Football match on the school grounds
Although I no longer go out running religiously every day I still get out several times a week no matter where I am. The sight of a blond man out training has provoked different reactions from the locals around the world, and I admit to judging a the degree of enlightenment of populous a little by it. I still remember the blank look of bemusement from Guatemalan villagers swatting by the side of the road, several miles from the nearest town, as I appeared in my shorts out of the highland mist. I disappeared back into it, and then reappeared again minutes later having reached my designated point to double back. In Nicaragua I experienced open hostility, strange as in neighbouring Costa Rica the sight of me running received no more than total indifference. In Ethiopia smiling local kids in flip-flops would slip into a silky smooth action and accompany us, requiring not a little effort to burn them off.

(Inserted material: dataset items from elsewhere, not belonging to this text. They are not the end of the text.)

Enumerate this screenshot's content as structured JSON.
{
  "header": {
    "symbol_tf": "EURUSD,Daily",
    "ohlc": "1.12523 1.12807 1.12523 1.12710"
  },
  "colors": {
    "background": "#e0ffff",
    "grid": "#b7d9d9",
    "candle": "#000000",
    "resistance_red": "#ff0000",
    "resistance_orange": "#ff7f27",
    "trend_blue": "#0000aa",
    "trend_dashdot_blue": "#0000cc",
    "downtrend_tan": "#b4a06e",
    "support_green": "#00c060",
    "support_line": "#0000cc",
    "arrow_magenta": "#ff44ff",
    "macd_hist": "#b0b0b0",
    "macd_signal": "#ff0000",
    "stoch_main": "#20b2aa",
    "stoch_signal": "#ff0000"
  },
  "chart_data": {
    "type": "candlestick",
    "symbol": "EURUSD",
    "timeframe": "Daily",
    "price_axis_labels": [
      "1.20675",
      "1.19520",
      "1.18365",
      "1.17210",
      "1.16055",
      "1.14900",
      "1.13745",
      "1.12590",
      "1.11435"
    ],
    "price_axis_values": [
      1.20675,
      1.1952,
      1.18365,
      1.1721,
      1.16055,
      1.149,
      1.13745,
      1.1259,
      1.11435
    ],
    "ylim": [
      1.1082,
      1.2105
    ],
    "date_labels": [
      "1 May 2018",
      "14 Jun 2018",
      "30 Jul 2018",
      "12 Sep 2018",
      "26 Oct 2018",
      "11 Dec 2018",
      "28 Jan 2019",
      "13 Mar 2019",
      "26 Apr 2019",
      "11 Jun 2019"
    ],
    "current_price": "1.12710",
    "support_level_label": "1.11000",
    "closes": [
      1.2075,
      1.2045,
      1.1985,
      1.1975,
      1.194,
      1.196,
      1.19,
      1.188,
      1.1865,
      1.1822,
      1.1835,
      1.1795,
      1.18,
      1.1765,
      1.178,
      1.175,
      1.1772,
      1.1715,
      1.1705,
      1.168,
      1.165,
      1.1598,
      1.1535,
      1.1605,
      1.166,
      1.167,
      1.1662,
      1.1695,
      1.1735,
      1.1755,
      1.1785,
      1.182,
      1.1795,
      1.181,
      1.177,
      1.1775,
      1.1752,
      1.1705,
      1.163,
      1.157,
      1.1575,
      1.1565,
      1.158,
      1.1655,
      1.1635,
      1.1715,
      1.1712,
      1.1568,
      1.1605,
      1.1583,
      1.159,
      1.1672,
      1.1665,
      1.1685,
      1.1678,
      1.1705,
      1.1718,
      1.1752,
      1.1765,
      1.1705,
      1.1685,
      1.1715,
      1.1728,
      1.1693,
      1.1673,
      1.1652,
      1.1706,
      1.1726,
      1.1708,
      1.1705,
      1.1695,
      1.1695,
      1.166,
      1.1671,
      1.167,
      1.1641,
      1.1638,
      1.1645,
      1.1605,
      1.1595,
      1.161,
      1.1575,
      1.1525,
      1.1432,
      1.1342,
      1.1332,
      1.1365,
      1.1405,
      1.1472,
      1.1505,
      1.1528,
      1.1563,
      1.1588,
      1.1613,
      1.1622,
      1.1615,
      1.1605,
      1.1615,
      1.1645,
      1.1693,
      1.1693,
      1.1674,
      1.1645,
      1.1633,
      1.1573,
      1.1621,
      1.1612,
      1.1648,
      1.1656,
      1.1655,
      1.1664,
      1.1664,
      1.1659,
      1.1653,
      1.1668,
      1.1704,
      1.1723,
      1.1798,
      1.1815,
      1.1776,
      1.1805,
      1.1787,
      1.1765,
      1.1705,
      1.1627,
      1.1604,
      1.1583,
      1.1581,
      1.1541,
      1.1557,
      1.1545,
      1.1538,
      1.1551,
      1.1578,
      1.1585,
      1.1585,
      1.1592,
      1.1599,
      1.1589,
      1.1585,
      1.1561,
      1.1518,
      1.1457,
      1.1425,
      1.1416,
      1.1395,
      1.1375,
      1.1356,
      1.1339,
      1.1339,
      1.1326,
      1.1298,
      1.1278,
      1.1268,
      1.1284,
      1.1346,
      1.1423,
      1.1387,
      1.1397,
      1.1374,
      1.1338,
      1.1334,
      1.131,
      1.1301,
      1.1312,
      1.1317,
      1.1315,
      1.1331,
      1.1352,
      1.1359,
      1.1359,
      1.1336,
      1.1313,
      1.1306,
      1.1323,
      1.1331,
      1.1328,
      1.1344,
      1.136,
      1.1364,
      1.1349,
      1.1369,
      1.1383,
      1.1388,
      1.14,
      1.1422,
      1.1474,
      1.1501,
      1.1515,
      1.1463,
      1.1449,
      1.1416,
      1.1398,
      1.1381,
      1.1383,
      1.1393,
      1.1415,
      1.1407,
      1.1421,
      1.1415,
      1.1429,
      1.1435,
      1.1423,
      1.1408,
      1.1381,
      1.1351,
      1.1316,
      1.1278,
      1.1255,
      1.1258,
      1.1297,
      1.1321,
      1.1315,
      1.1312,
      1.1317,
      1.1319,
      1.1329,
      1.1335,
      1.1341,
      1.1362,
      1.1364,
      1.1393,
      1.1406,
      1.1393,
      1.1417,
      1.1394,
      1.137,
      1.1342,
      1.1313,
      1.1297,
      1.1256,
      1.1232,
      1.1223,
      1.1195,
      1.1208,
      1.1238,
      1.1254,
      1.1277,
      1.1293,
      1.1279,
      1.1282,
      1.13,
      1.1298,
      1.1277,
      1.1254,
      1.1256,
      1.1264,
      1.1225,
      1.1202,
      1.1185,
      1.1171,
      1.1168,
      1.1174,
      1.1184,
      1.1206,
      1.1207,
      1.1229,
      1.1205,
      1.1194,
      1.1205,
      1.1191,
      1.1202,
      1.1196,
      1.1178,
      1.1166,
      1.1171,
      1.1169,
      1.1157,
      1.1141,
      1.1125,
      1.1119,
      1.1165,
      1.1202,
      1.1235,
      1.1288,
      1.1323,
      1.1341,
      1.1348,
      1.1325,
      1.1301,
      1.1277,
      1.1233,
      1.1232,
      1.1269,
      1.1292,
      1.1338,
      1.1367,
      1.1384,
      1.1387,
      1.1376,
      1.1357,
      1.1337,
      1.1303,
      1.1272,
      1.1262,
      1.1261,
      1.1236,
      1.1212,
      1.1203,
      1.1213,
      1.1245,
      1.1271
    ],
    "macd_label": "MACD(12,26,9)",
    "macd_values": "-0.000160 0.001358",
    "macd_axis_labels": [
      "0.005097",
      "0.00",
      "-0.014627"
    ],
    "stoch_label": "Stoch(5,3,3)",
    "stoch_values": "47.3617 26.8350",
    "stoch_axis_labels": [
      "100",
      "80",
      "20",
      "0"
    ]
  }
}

The reaction I got in Senegal fell somewhere in the middle of this. By and large the response to seeing me running was good-natured, though in built-up areas groups of people would sometimes think it funny to point at the foreigner and laugh. This was despite that in St Louis the sight of people out running was far from unusual. Often football or even female basketball teams could be seen out training together. On the beach I would see people punctuating jogging sessions with exercises such as star jumps and press-ups.
The location of my family’s house presented a great running route, stepping straight out on to the beach heading along the shore towards the border with Mauritania. The frontier was marked with nothing more than a line of trees, and the first checkpoint was still several miles away, but it was pretty good concept to be able to go for a morning run to the neighbouring country and back.

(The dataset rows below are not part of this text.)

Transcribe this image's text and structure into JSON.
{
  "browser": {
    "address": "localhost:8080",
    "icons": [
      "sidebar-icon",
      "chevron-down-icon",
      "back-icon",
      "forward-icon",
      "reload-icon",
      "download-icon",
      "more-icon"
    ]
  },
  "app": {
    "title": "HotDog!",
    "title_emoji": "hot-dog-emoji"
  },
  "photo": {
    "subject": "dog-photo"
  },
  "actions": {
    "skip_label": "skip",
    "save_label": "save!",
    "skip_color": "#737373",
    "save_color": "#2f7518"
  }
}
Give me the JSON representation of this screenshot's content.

Street stall selling (smuggled?) food
On occasion I would pass people running in the same direction as me on the way out, usually accompanied by a friendly greeting, only to pass them again on my return, still running but now carrying what looked like heavy bags on their head. Since there were no buildings, we were basically running into the Sahara desert, this struck me as slightly odd so I asked my family about it. The explanation was that they were in fact smuggling merchandise, primarily sugar, across the border to avoid paying the high Senegalese import duties.

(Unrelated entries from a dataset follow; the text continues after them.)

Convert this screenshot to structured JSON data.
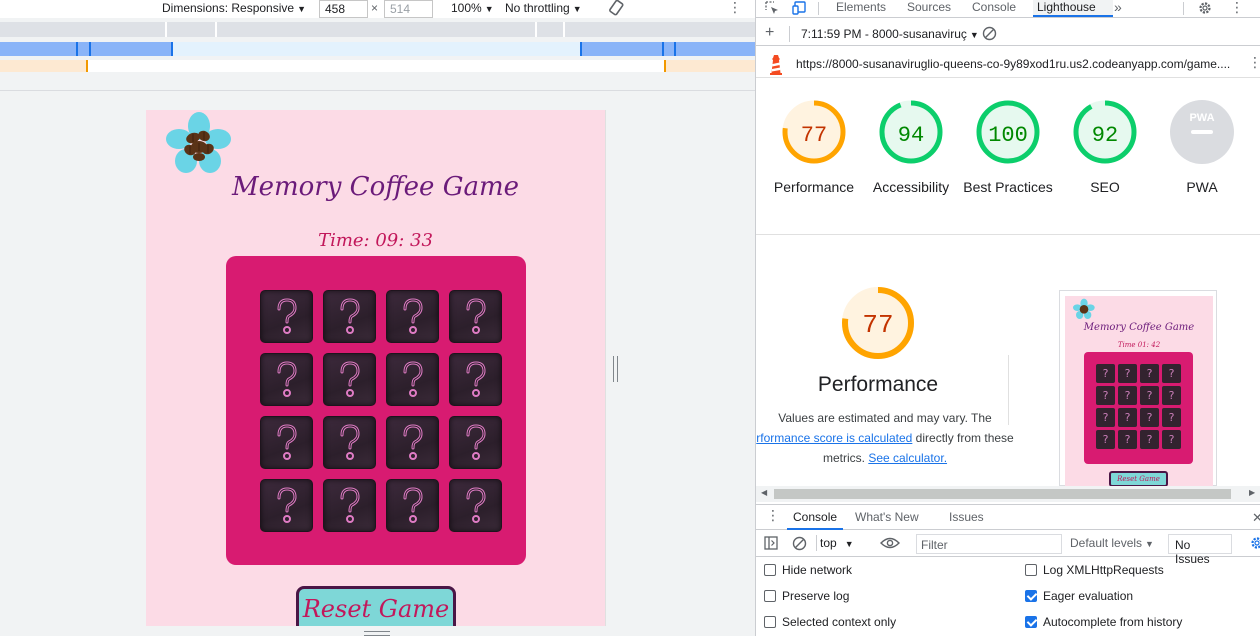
{
  "device_toolbar": {
    "dimensions_label": "Dimensions: Responsive",
    "width": "458",
    "times": "×",
    "height": "514",
    "zoom": "100%",
    "throttling": "No throttling"
  },
  "game": {
    "title": "Memory Coffee Game",
    "timer": "Time: 09: 33",
    "card_glyph": "?",
    "card_count": 16,
    "reset_label": "Reset Game",
    "colors": {
      "page_bg": "#fcdbe6",
      "board": "#d81b71",
      "title": "#6b1b7a",
      "button": "#7ed7d7"
    }
  },
  "devtools": {
    "tabs": [
      "Elements",
      "Sources",
      "Console",
      "Lighthouse"
    ],
    "active_tab": "Lighthouse",
    "more_tabs": "»",
    "report_label": "7:11:59 PM - 8000-susanaviruç",
    "url": "https://8000-susanaviruglio-queens-co-9y89xod1ru.us2.codeanyapp.com/game...."
  },
  "lighthouse": {
    "scores": [
      {
        "label": "Performance",
        "value": "77",
        "score": 77,
        "color": "#ffa400",
        "fill": "#fff3e0",
        "text_color": "#c33300"
      },
      {
        "label": "Accessibility",
        "value": "94",
        "score": 94,
        "color": "#0cce6b",
        "fill": "#e6f9ef",
        "text_color": "#008800"
      },
      {
        "label": "Best Practices",
        "value": "100",
        "score": 100,
        "color": "#0cce6b",
        "fill": "#e6f9ef",
        "text_color": "#008800"
      },
      {
        "label": "SEO",
        "value": "92",
        "score": 92,
        "color": "#0cce6b",
        "fill": "#e6f9ef",
        "text_color": "#008800"
      },
      {
        "label": "PWA",
        "value": "PWA",
        "score": 0,
        "color": "#dadce0",
        "fill": "#dadce0",
        "text_color": "#ffffff"
      }
    ],
    "performance": {
      "score": "77",
      "title": "Performance",
      "desc_line1": "Values are estimated and may vary. The",
      "desc_link": "rformance score is calculated",
      "desc_after_link": " directly from these",
      "desc_line3": "metrics. ",
      "calc_link": "See calculator."
    },
    "thumbnail": {
      "title": "Memory Coffee Game",
      "timer": "Time 01: 42",
      "reset_label": "Reset Game"
    }
  },
  "drawer": {
    "tabs": [
      "Console",
      "What's New",
      "Issues"
    ],
    "active_tab": "Console",
    "context": "top",
    "filter_placeholder": "Filter",
    "levels": "Default levels",
    "issues": "No Issues",
    "options": [
      {
        "label": "Hide network",
        "checked": false
      },
      {
        "label": "Log XMLHttpRequests",
        "checked": false
      },
      {
        "label": "Preserve log",
        "checked": false
      },
      {
        "label": "Eager evaluation",
        "checked": true
      },
      {
        "label": "Selected context only",
        "checked": false
      },
      {
        "label": "Autocomplete from history",
        "checked": true
      }
    ]
  }
}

I would often get into mock races with kids on the way out. On the way back I overtook one of these again, but this time he was steadying a bag on top of this head as he shuffled along. “You run really well”, he generously shouted out with a big smile. “Thanks, you’re not going badly yourself for someone with 5 kilos of contraband on your head”, I failed to reply. OK, it wasn't gangsters running drugs over the Straits of Gibraltar, warlords taking guns to Sudan or triads smuggling immigrants across the channel in sealed containers, it was children carrying insignificant quantities of sugar across an open border, but it still allowed me to feel like I had earned the respect of their criminal fraternity.